Research is throwing up contradictory habits and explanations among very young pregnant women in the UK.

The number of women in this group having abortions, having previously had a child, has risen by 41 per cent between 1991 and 1997.

The number of under-20s having a second abortion has jumped by 68 per cent in the same period, according to research published by Dr Jacqueline Collier in Contraception Journalearlier this year.

The Joseph Rowntree Foundation, which interviewed mothers aged 13 and 22 in six of the worst-off places in the UK in 2006, found they had taken “a fatalistic attitude” to becoming pregnant or else had actually wanted to do so.
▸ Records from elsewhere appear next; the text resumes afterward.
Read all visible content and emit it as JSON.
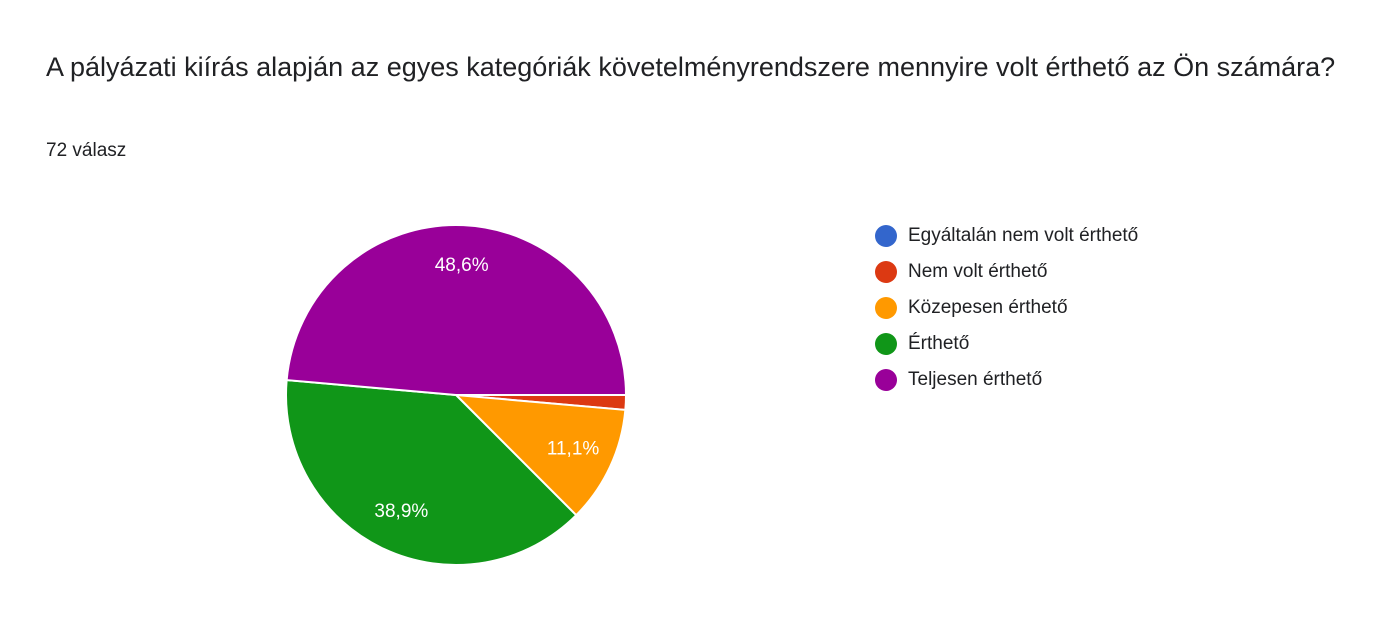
{
  "chart_data": {
    "type": "pie",
    "title": "A pályázati kiírás alapján az egyes kategóriák követelményrendszere mennyire volt érthető az Ön számára?",
    "subtitle": "72 válasz",
    "categories": [
      "Egyáltalán nem volt érthető",
      "Nem volt érthető",
      "Közepesen érthető",
      "Érthető",
      "Teljesen érthető"
    ],
    "values": [
      0,
      1.4,
      11.1,
      38.9,
      48.6
    ],
    "value_labels": [
      null,
      null,
      "11,1%",
      "38,9%",
      "48,6%"
    ],
    "colors": [
      "#3366cc",
      "#dc3912",
      "#ff9900",
      "#109618",
      "#990099"
    ]
  }
}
All said they were fully aware of contraception and strongly anti-abortion and the “vast majority” said their lives had improved since their baby was born, the foundation said in a report which met some criticism.

Meanwhile, the number of teenage pregnancies was expected to have risen in London last month, according to the London Assembly’s teenage pregnancy expert, Adrian Kelly.

Heavy snows brought the city to a virtual standstill for a few days last February, shutting schools.

“There is a seasonal spike – being at school is a huge protection against teenage pregnancy,” said Kelly.